I'm no TV critic - although I should be a TV critic - but you didn't need any special experience or training to realize, after only watching for a minute or two, that the Emmys show last night was fucking terrible.
"BUT TK WHY WERE YOU EVEN WATCHING THE EMMYS SINCE BREAKING BAD WAS ON?" That's a fair question. It's because our child goes to bed around 8 and we can't watch Breaking Bad until she goes to bed because she'll like BLAH BLAH BLAH talk through the whole thing. Six month olds, what a pain in the ass. Anyway, so we had a lot of time to fill until 8 pm and it was on and what, are we supposed to NOT WATCH TV?
So we had the misfortune of watching some of this crapfest.

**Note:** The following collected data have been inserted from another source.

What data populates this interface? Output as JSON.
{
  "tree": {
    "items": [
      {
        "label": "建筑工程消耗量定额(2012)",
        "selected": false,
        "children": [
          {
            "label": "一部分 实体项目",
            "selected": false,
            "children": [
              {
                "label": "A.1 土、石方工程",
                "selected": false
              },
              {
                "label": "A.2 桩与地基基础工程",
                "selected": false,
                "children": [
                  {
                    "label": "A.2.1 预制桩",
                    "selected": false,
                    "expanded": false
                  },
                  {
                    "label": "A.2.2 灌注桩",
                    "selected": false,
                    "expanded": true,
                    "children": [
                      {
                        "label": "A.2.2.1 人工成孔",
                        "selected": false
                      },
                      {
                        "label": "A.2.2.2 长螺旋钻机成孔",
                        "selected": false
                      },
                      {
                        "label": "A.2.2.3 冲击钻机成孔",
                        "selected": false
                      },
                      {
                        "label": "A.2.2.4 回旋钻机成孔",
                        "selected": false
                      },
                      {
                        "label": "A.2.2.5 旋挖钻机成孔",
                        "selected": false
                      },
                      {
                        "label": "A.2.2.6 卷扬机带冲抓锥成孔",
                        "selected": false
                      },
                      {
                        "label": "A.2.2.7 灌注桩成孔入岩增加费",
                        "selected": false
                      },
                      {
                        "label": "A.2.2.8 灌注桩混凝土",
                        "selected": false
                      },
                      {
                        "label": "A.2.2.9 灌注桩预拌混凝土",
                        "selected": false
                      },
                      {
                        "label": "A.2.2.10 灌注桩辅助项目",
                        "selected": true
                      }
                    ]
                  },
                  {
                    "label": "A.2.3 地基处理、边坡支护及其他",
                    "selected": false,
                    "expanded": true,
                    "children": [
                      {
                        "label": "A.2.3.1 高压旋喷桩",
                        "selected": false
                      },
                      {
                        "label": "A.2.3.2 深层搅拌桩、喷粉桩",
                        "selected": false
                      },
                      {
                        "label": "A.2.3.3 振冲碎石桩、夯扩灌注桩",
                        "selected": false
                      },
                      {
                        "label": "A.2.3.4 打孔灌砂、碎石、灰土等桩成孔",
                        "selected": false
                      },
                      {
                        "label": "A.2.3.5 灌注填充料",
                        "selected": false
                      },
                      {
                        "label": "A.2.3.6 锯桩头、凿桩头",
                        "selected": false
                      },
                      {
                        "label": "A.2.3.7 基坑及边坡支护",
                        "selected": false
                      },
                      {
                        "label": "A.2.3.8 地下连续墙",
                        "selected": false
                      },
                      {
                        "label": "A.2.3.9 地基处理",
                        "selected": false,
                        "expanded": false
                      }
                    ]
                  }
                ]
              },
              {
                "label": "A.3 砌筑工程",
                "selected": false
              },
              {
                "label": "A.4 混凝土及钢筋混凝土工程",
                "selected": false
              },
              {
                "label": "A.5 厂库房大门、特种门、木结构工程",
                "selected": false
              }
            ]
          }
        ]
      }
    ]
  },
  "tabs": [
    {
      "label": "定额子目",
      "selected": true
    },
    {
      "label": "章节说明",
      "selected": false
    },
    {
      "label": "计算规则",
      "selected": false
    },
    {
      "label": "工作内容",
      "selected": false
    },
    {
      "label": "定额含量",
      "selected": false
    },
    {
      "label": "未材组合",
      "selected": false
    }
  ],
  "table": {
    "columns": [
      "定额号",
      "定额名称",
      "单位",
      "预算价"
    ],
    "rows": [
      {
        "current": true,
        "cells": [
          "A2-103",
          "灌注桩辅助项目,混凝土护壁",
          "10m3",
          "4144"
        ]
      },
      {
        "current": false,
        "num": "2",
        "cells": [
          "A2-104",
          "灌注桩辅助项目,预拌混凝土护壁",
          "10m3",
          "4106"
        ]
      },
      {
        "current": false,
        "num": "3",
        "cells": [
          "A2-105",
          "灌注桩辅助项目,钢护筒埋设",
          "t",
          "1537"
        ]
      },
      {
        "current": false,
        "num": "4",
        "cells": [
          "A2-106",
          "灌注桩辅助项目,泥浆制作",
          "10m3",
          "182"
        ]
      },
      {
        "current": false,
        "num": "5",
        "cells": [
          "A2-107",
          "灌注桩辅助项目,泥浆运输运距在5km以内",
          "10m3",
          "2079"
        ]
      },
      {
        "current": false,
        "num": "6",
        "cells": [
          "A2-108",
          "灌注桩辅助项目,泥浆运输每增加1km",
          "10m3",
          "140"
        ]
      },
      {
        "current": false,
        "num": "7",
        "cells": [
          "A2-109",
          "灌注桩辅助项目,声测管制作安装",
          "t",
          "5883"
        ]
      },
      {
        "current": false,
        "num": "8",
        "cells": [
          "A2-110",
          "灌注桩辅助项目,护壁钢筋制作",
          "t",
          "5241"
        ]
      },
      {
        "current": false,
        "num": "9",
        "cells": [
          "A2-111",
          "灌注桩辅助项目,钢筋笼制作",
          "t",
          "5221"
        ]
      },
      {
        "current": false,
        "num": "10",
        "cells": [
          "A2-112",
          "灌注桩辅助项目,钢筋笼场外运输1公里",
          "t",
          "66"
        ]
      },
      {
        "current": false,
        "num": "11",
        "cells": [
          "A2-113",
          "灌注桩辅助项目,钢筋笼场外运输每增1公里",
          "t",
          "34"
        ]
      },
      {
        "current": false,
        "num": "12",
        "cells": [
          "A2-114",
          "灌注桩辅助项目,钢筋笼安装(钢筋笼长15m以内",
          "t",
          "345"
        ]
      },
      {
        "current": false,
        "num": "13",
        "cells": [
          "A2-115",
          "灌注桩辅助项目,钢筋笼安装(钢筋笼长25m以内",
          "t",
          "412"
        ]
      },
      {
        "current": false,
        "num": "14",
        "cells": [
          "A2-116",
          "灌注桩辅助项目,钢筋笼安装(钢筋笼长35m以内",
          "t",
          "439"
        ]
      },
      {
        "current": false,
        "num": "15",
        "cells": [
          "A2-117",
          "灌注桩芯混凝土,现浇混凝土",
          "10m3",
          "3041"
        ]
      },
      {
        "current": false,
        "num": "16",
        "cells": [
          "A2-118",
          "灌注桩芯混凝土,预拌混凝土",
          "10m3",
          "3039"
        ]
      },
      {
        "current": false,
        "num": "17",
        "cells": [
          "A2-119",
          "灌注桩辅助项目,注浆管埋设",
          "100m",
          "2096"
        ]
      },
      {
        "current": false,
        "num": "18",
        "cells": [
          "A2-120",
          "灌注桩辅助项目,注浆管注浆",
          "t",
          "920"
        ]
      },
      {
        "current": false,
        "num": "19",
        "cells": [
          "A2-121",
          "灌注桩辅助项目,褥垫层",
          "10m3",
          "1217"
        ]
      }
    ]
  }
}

First of all, every single writer who worked on this show should never work in the television or film or any type of creative industry ever again, because the scripted dialogue was so painfully unfunny and awkward that I felt keenly vicariously embarrassed for every person that had to mouth those awful, awful words they read on the screen in front of them. EXAMPLE: Twerking has been in the news lately, so there were lots of twerking references, but without any actual jokes, as if the writers assumed that just saying the word "twerking" would provoke gales of laughter. Not so.
Here, I'll write some better dialogue for the Emmys FOR FREE. Let's have, say, Julia Louis-Dreyfus and Eminem present the award for Best Supporting Actress in a Comedy Series.
EMINEM: Hi Julia, I heard you make or are on TV.
JULIA LOUIS-DREYFUS: [blank stare]
EMINEM: I got mad love for supporter actress.
JULIA LOUIS-DREYFUS: [drools slightly]
[laughter & applause]
Jeff Daniels, who I'm sure is a very nice man but whose gifts as an actor are, shall we say, not abundant, won Best Actor in a Drama Series, over some guys you may have heard of, like Bryan Cranston and Jon Hamm. You know, ACTORS. Jesus fucking Christ.
But nothing was more embarrassing for everyone involved than the godawful dance number in the middle of the show that featured dancers SIMULATING COOKING METHAMPHETAMINE and that wasn't even the weirdest part.
Or maybe it was. I don't know. Like I said, I'm not a TV critic so how would I know. Anyway, this bizarre and disturbing dance number was somehow related to the award for choreography, which was essentially pointless because every single person nominated worked on So You Think You Can Dance or something and also who gives a fuck.
In conclusion, I should not have watched any part of this show and we should all agree to not watch it ever again, unless Ricky Gervais is hosting.